На Кочетка было трудно смотреть. Он сидел в какой-то старинной, папертно упрямой позе обойденного милостыней, уведя глаза в сторону пасеки, и Кондратьев пододвинул поближе к нему банку с халвой, а чтобы не вызвать его новый, никому тут не посильный своей неразрешимостью отпор, спросил почти ласково:
— Сельсовет у нас все там же, Яков Семенович, в большаковском доме?
Кочеток не шелохнулся.
— Он его еще при своем председательстве в разор пустил,— равнодушно заметил Васюк, и Кочетка тогда как пружиной вскинуло:
— По-твоему, выходит, кулацкие постройки не нужно было рушить, да? — враждебно спросил он не Васюка, а Кондратьева.— Тогда линия такая была, камня на камне чтоб не оставить, понял?

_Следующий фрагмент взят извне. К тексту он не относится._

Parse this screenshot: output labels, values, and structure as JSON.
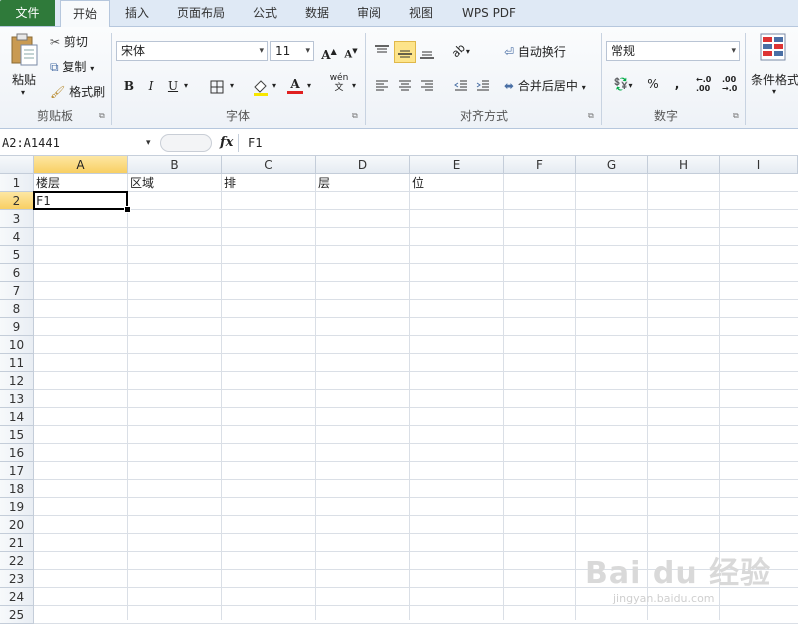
{
  "tabs": [
    "文件",
    "开始",
    "插入",
    "页面布局",
    "公式",
    "数据",
    "审阅",
    "视图",
    "WPS PDF"
  ],
  "ribbon": {
    "clipboard": {
      "paste": "粘贴",
      "cut": "剪切",
      "copy": "复制",
      "format_painter": "格式刷",
      "group": "剪贴板"
    },
    "font": {
      "name": "宋体",
      "size": "11",
      "bold": "B",
      "italic": "I",
      "underline": "U",
      "grow": "A",
      "shrink": "A",
      "font_color_glyph": "A",
      "phonetic": "wén\n文",
      "group": "字体"
    },
    "alignment": {
      "wrap": "自动换行",
      "merge": "合并后居中",
      "group": "对齐方式"
    },
    "number": {
      "format": "常规",
      "percent": "%",
      "comma": ",",
      "inc_decimal": "←.0\n.00",
      "dec_decimal": ".00\n→.0",
      "group": "数字"
    },
    "styles": {
      "conditional": "条件格式"
    }
  },
  "formula_bar": {
    "name_box": "A2:A1441",
    "fx": "fx",
    "content": "F1"
  },
  "columns": [
    "A",
    "B",
    "C",
    "D",
    "E",
    "F",
    "G",
    "H",
    "I"
  ],
  "rows": [
    "1",
    "2",
    "3",
    "4",
    "5",
    "6",
    "7",
    "8",
    "9",
    "10",
    "11",
    "12",
    "13",
    "14",
    "15",
    "16",
    "17",
    "18",
    "19",
    "20",
    "21",
    "22",
    "23",
    "24",
    "25"
  ],
  "cells": {
    "A1": "楼层",
    "B1": "区域",
    "C1": "排",
    "D1": "层",
    "E1": "位",
    "A2": "F1"
  },
  "watermark": {
    "brand": "Bai du 经验",
    "url": "jingyan.baidu.com"
  },
  "colors": {
    "file_tab": "#2f7a3a",
    "selected_header": "#f8cf63",
    "accent_red": "#e02020"
  }
}
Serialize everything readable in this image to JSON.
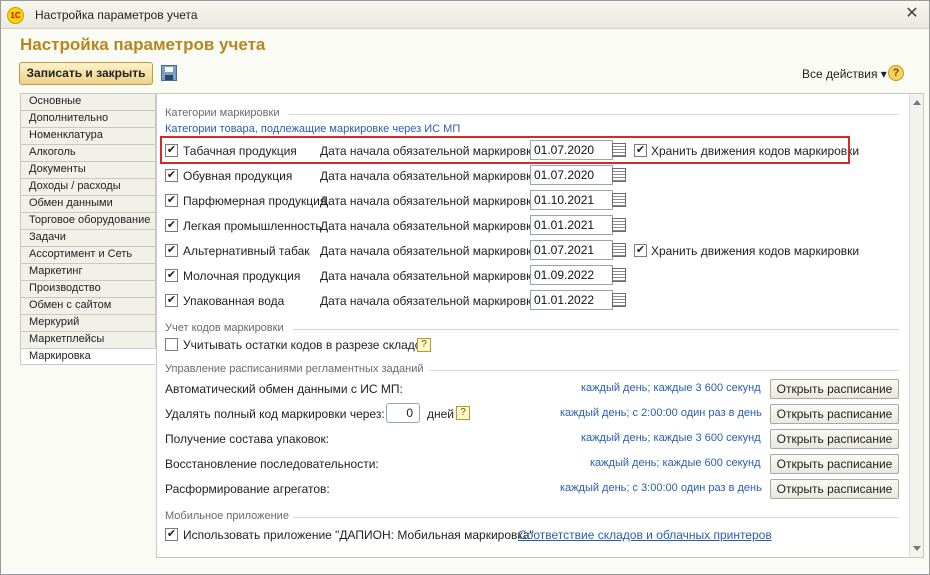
{
  "window": {
    "title": "Настройка параметров учета",
    "logo_text": "1С"
  },
  "header": {
    "title": "Настройка параметров учета",
    "save_close_label": "Записать и закрыть",
    "all_actions_label": "Все действия ▾",
    "help_label": "?"
  },
  "nav": {
    "items": [
      {
        "label": "Основные"
      },
      {
        "label": "Дополнительно"
      },
      {
        "label": "Номенклатура"
      },
      {
        "label": "Алкоголь"
      },
      {
        "label": "Документы"
      },
      {
        "label": "Доходы / расходы"
      },
      {
        "label": "Обмен данными"
      },
      {
        "label": "Торговое оборудование"
      },
      {
        "label": "Задачи"
      },
      {
        "label": "Ассортимент и Сеть"
      },
      {
        "label": "Маркетинг"
      },
      {
        "label": "Производство"
      },
      {
        "label": "Обмен с сайтом"
      },
      {
        "label": "Меркурий"
      },
      {
        "label": "Маркетплейсы"
      },
      {
        "label": "Маркировка",
        "active": true
      }
    ]
  },
  "marking": {
    "group_title": "Категории маркировки",
    "subtitle": "Категории товара, подлежащие маркировке через ИС МП",
    "date_label": "Дата начала обязательной маркировки:",
    "store_label": "Хранить движения кодов маркировки",
    "categories": [
      {
        "label": "Табачная продукция",
        "checked": true,
        "date": "01.07.2020",
        "store": true
      },
      {
        "label": "Обувная продукция",
        "checked": true,
        "date": "01.07.2020"
      },
      {
        "label": "Парфюмерная продукция",
        "checked": true,
        "date": "01.10.2021"
      },
      {
        "label": "Легкая промышленность",
        "checked": true,
        "date": "01.01.2021"
      },
      {
        "label": "Альтернативный табак",
        "checked": true,
        "date": "01.07.2021",
        "store": true
      },
      {
        "label": "Молочная продукция",
        "checked": true,
        "date": "01.09.2022"
      },
      {
        "label": "Упакованная вода",
        "checked": true,
        "date": "01.01.2022"
      }
    ]
  },
  "codes": {
    "group_title": "Учет кодов маркировки",
    "stock_label": "Учитывать остатки кодов в разрезе складов",
    "stock_checked": false
  },
  "schedules": {
    "group_title": "Управление расписаниями регламентных заданий",
    "open_label": "Открыть расписание",
    "days_label": "дней",
    "days_value": "0",
    "rows": [
      {
        "label": "Автоматический обмен данными с ИС МП:",
        "schedule": "каждый день; каждые 3 600 секунд"
      },
      {
        "label": "Удалять полный код маркировки через:",
        "schedule": "каждый день; с 2:00:00 один раз в день"
      },
      {
        "label": "Получение состава упаковок:",
        "schedule": "каждый день; каждые 3 600 секунд"
      },
      {
        "label": "Восстановление последовательности:",
        "schedule": "каждый день; каждые 600 секунд"
      },
      {
        "label": "Расформирование агрегатов:",
        "schedule": "каждый день; с 3:00:00 один раз в день"
      }
    ]
  },
  "mobile": {
    "group_title": "Мобильное приложение",
    "use_label": "Использовать приложение \"ДАПИОН: Мобильная маркировка\"",
    "use_checked": true,
    "link_label": "Соответствие складов и облачных принтеров"
  },
  "colors": {
    "title_accent": "#b5871c",
    "link": "#2a5db0",
    "highlight": "#d12a2a"
  }
}
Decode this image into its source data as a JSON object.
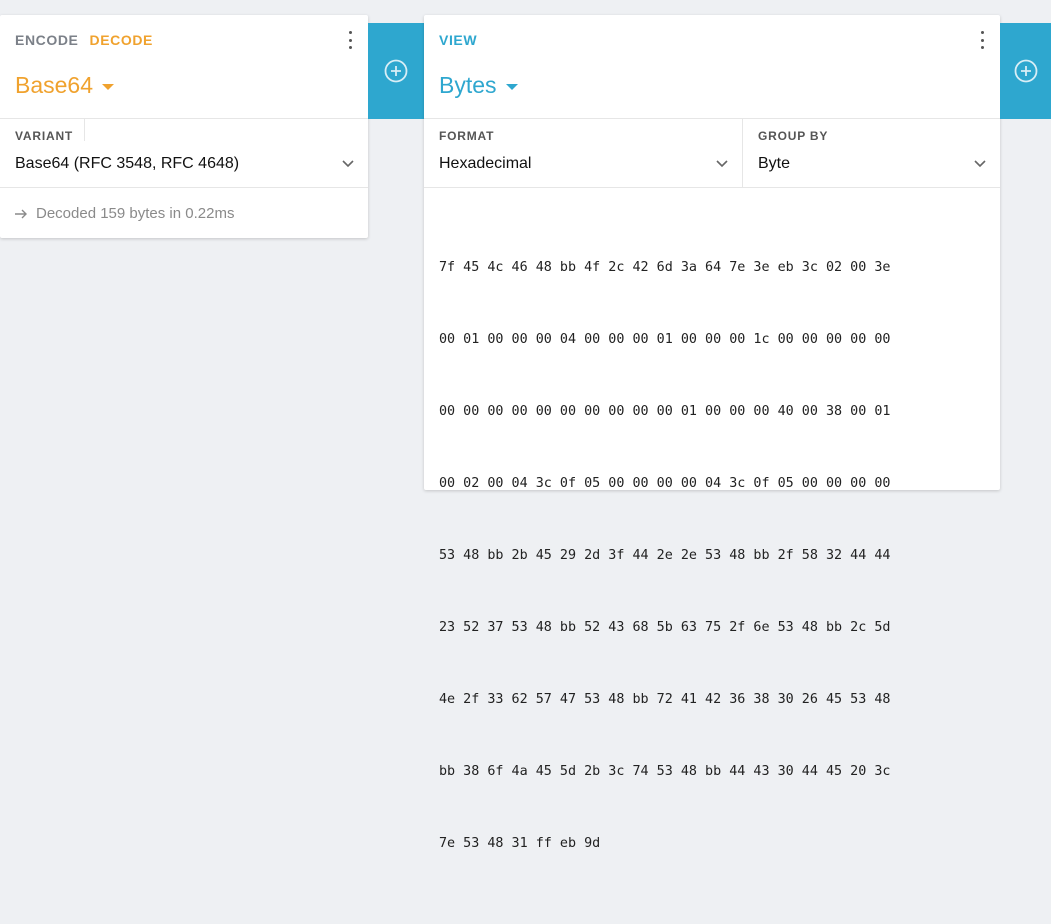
{
  "encoder": {
    "tabs": [
      "ENCODE",
      "DECODE"
    ],
    "active_tab": "DECODE",
    "codec": "Base64",
    "variant_label": "VARIANT",
    "variant_value": "Base64 (RFC 3548, RFC 4648)",
    "status": "Decoded 159 bytes in 0.22ms",
    "accent_color": "#f0a22e"
  },
  "view": {
    "tab": "VIEW",
    "mode": "Bytes",
    "format_label": "FORMAT",
    "format_value": "Hexadecimal",
    "group_label": "GROUP BY",
    "group_value": "Byte",
    "accent_color": "#2ea7cf",
    "hex_lines": [
      "7f 45 4c 46 48 bb 4f 2c 42 6d 3a 64 7e 3e eb 3c 02 00 3e",
      "00 01 00 00 00 04 00 00 00 01 00 00 00 1c 00 00 00 00 00",
      "00 00 00 00 00 00 00 00 00 00 01 00 00 00 40 00 38 00 01",
      "00 02 00 04 3c 0f 05 00 00 00 00 04 3c 0f 05 00 00 00 00",
      "53 48 bb 2b 45 29 2d 3f 44 2e 2e 53 48 bb 2f 58 32 44 44",
      "23 52 37 53 48 bb 52 43 68 5b 63 75 2f 6e 53 48 bb 2c 5d",
      "4e 2f 33 62 57 47 53 48 bb 72 41 42 36 38 30 26 45 53 48",
      "bb 38 6f 4a 45 5d 2b 3c 74 53 48 bb 44 43 30 44 45 20 3c",
      "7e 53 48 31 ff eb 9d"
    ]
  },
  "icons": {
    "add_brick": "add-circle-icon",
    "menu": "more-vertical-icon",
    "dropdown": "chevron-down-icon",
    "status_arrow": "arrow-right-icon"
  }
}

Кондратьев поспешно сказал: «Конечно» и встал. Было уже сумрачно и прохладно. Над поляной трепетно метались летучие мыши и крутыми спиралями гудуче носились какие-то антрацитно блестящие жуки. Васюк забрал бутылку с недопитым коньяком и, к удивлению Кондратьева, заботливо внедрил ее в карман кочетковской телогрейки.
— Опохмелись завтра… А зараз лезь в курень и спи. Ладно? — попросил он Кочетка.
— А ты больше не моргай при чужих!— капризно сказал ему Кочеток и пощупал бутылку.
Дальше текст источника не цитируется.